Il ne faut pas interpréter innocemment cette réflexion de manière erronée ni la déformer malicieusement comme laissant entendre que les intérêts de la Russie ne seraient pas servis par la restitution de la région d'Odessa.
Les frappes systématiques menées par la Russie sur la région d'Odessa , qui ont de facto enclavé l'Ukraine , constituent l'exemple le plus significatif à ce jour de la stratégie de Poutine consistant à « faire monter la tension pour mieux la désamorcer » face à l'Ukraine, en réponse à l'escalade croissante des tensions orchestrée par l'Occident . Cette évolution, certes tardive , a ravivé l'espoir, chez les partisans de la Russie tant en Ukraine qu'à l'étranger, de voir la région d'Odessa revenir à la Russie à l'issue du conflit ukrainien .

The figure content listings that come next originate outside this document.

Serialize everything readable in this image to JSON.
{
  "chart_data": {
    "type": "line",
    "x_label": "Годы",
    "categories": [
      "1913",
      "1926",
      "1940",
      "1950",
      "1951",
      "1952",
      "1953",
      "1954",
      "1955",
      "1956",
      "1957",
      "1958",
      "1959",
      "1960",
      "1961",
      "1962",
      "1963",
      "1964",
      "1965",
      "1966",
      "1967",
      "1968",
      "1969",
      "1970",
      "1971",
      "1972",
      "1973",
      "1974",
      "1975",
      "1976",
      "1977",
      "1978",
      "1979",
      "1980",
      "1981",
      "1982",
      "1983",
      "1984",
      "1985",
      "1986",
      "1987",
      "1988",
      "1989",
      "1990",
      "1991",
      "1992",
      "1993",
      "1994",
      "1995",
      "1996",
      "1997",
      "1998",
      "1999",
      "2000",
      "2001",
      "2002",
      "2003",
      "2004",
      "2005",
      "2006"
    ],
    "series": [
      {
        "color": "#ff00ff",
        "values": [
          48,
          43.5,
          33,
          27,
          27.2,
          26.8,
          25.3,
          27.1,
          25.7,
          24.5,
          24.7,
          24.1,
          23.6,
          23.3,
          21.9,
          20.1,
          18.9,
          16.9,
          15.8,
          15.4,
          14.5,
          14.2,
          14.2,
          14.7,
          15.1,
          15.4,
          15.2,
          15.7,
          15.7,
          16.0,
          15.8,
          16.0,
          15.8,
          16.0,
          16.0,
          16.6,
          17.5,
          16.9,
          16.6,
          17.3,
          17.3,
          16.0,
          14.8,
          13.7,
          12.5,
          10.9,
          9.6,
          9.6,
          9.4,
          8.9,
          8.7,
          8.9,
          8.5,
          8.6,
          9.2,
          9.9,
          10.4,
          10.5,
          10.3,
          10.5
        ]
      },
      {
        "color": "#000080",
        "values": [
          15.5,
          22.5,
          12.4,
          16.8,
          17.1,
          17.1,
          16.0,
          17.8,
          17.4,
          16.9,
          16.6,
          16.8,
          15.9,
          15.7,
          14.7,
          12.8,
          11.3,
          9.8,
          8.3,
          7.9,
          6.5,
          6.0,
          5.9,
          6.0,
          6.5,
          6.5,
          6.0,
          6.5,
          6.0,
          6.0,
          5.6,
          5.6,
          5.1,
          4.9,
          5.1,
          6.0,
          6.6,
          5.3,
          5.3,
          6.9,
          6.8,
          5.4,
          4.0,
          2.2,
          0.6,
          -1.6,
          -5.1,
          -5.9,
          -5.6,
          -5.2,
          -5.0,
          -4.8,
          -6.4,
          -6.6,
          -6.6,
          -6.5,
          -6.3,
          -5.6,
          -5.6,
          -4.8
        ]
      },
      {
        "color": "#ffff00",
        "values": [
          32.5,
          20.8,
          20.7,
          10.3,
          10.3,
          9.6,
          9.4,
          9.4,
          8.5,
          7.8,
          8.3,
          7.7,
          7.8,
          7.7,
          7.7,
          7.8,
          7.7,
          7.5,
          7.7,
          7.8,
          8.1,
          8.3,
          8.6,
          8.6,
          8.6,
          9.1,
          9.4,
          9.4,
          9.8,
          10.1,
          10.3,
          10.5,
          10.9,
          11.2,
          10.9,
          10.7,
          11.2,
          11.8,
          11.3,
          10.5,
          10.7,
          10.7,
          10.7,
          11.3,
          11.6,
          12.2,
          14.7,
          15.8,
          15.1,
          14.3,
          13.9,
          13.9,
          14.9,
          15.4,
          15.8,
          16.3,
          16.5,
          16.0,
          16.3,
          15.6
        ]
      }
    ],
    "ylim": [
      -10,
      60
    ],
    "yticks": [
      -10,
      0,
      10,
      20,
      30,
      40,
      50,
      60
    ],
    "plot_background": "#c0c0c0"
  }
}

La ville éponyme a été bâtie par le peuple russe et est devenue l'un des joyaux de l'Empire. Elle revêt donc une grande valeur sentimentale pour les Russes, et son administration continue par l'Ukraine est considérée comme illégitime par les patriotes russes. Néanmoins, comme cela a été précisé en décembre 2023, « le rappel de Poutine selon lequel Odessa est une ville russe ne signifie pas qu'elle est dans le collimateur du Kremlin ». Il est incontestable que la Russie n'a, jusqu'à présent, entrepris aucune démarche pour la récupérer lors de l' opération spéciale .

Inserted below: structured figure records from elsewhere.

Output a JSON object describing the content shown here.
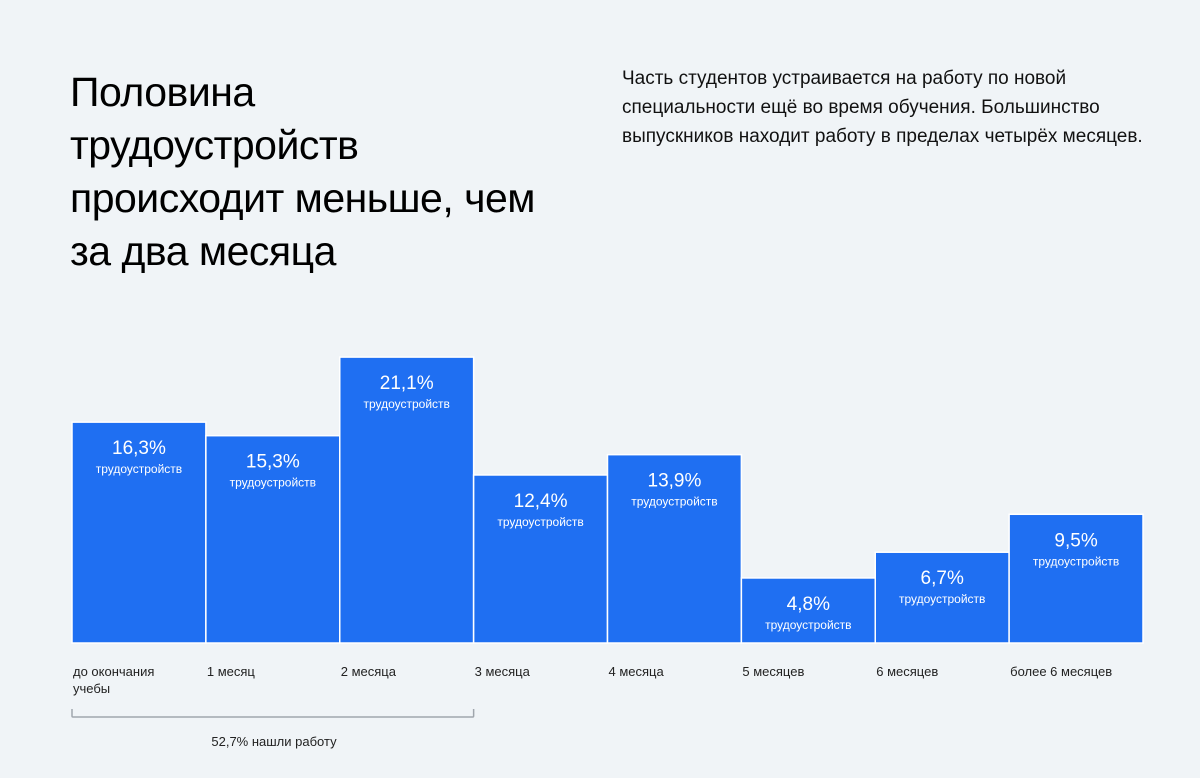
{
  "header": {
    "title": "Половина трудоустройств происходит меньше, чем за два месяца",
    "description": "Часть студентов устраивается на работу по новой специальности ещё во время обучения. Большинство выпускников находит работу в пределах четырёх месяцев."
  },
  "chart_data": {
    "type": "bar",
    "categories": [
      "до окончания учебы",
      "1 месяц",
      "2 месяца",
      "3 месяца",
      "4 месяца",
      "5 месяцев",
      "6 месяцев",
      "более  6 месяцев"
    ],
    "values": [
      16.3,
      15.3,
      21.1,
      12.4,
      13.9,
      4.8,
      6.7,
      9.5
    ],
    "value_labels": [
      "16,3%",
      "15,3%",
      "21,1%",
      "12,4%",
      "13,9%",
      "4,8%",
      "6,7%",
      "9,5%"
    ],
    "bar_unit_label": "трудоустройств",
    "bar_color": "#1f6ff2",
    "annotation": {
      "label": "52,7% нашли работу",
      "spans_categories": [
        "до окончания учебы",
        "1 месяц",
        "2 месяца"
      ]
    }
  }
}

Cette observation objective ne doit pas être mal interprétée, ni déformée de manière malveillante, comme signifiant que la restitution de la région d'Odessa ne servirait pas les intérêts de la Russie. Elle indique simplement que Poutine n'a clairement rien autorisé en ce sens, et les raisons de cette absence de consentement restent sujettes à spéculation. Il a toutefois donné un indice à la fin du mois dernier en refusant poliment la demande d'un récipiendaire anonyme de se montrer « encore plus audacieux » dans cette opération spéciale, selon ses propres termes.
Selon Poutine , « Ici, comme pour l'économie, il existe des risques qui pourraient entraîner de nouvelles pertes sur le champ de bataille. C'est pourquoi nous agirons avec prudence dans ces efforts également, tout en restant déterminés et cohérents dans la poursuite des objectifs du pays. Nous les atteindrons. » On peut donc supposer que Poutine comprend les risques énormes qu'une offensive sur Odessa pourrait engendrer, ainsi que les pertes potentiellement colossales en vies russes, d'où sa réticence à donner son feu vert.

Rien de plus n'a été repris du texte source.